New Species of Tick Making its Way Toward Cape Cod

HYANNIS – Officials in Barnstable County are preparing for a new tick species which could eventually end up on Cape Cod.

The Asian longhorned tick, which has been known to be a pest for livestock but can also spread diseases to humans, has been found in eight U.S. states including New York, New Jersey and Pennsylvania.

It was discovered last year in New Jersey on a sheep farm.

“Once it got reported to be in Westchester County, New York, I said, ‘okay this thing is on our door step and it is just a matter of time,” said Larry Dapsis, the Barnstable County Entomologist and local tick expert.

There is a concern about how quickly the species can spread.

“The females do not need a male. They do not need a mate in order to lay eggs,” Dapsis said. “They are already fertile and they just start laying eggs as soon as they become an adult tick and the populations can grow very, very fast.”

The tick may have been in the U.S. since 2010 and has been misidentified as a rabbit tick, according to Dapsis.

“The fact that it’s found in a number of states in a short period of time, including Arkansas, it suggests that this thing probably wasn’t a single introduction,” Dapsis said. “It’s been introduced a number of times.”

Genetic evidence supports it has been introduced in the country at least three times.

The longhorned tick does prefer livestock such as cows, sheep and horses.

“After its introduction it’s probably being moved around by interstate commerce,” he said. “We are moving animals from state to state so that is probably how it is traveling.”

The possibility that birds may be playing a role in its movement has not been ruled out.

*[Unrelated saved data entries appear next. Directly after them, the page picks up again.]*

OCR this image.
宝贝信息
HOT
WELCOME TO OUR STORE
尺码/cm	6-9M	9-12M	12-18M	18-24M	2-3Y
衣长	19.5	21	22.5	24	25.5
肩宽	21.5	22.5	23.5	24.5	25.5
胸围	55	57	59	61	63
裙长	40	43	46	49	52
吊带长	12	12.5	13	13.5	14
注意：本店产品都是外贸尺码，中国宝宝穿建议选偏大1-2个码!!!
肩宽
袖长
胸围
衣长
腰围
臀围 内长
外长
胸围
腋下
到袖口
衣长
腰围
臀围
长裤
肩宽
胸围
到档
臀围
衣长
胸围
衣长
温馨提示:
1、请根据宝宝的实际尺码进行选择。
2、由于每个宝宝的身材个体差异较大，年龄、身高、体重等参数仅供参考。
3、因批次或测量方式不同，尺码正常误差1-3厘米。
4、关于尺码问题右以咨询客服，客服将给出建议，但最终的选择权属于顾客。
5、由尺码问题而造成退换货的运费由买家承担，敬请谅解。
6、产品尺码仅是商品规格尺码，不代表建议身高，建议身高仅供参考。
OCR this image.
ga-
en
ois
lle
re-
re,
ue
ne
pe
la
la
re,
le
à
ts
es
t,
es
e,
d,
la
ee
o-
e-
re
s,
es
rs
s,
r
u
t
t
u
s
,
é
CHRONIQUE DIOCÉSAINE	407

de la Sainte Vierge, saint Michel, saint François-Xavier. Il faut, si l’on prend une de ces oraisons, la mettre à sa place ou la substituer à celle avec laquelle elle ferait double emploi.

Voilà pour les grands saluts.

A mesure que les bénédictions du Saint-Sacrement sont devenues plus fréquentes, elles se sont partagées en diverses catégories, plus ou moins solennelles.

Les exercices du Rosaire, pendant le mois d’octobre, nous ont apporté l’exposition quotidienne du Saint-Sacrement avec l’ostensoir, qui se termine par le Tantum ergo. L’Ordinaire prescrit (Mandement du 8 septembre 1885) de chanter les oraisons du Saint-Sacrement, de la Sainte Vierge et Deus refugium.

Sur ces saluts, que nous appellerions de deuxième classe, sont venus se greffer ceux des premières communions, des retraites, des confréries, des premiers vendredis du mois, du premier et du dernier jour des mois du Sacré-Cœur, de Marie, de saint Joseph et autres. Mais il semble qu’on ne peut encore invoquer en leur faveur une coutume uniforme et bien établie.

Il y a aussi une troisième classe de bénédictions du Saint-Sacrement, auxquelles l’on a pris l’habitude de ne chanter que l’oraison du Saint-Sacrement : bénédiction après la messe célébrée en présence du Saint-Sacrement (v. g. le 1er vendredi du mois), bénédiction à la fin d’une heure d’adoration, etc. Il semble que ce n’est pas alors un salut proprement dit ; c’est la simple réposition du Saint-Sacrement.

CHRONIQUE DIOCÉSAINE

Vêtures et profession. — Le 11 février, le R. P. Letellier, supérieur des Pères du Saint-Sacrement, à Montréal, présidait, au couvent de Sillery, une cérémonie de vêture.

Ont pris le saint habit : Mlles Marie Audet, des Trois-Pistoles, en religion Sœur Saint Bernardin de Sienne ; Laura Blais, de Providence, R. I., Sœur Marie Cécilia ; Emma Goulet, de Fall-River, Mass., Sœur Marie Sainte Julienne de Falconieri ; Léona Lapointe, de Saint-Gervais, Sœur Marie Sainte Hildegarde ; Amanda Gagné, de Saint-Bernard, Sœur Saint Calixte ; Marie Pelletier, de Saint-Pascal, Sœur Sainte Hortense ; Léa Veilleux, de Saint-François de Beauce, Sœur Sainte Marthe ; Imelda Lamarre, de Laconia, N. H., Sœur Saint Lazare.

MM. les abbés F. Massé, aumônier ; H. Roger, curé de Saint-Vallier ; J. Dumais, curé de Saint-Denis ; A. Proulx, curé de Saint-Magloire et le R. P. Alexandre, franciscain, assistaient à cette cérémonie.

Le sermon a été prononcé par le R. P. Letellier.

Dapsis believes once the species arrives in Massachusetts it will be more of a problem for areas with more cattle farms and not on Cape Cod.

The species could potentially be a big annoyance because it is not known how it spreads diseases.

“In Southeast Asian, where this thing is indigenous to, it will harbor pathogens that resemble but arne’t exactly like our pathogens in deer ticks that cause anaplasmosis, Powassan virus and babesiosis,” Dapsis said.

Studies are being conducted on mice and other animals to see if the ticks will be able to transmit the pathogens already here.

“In the surveillance that’s been done so far, the pathogens that exist in Southeast Asia have not shown up in the tick populations established here,” Dapsis said. “That’s kind of good news, but can it make existing use of what’s already here and that we don’t know.”

Dapsis said it will eventually be another tick that residents on the Cape will probably have to be aware of.

“The basic protection tactics that we have been preaching for years now, permethrin treated clothing and footwear and perimeter yard sprays, should prevent these things from being a big annoyance,” he said.

Dapsis said the Cape is currently in a safe point in the tick season.

Deer tick eggs laid in the spring are hatching into tiny larvae that can barely be seen.

“The good thing about that is that the larvae hatch out clean. They are not carrying disease,” he said.

In early September the region will see the emergence of the next generation of adult stage deer ticks.

“By early October they will be out in full force,” Dapsis said.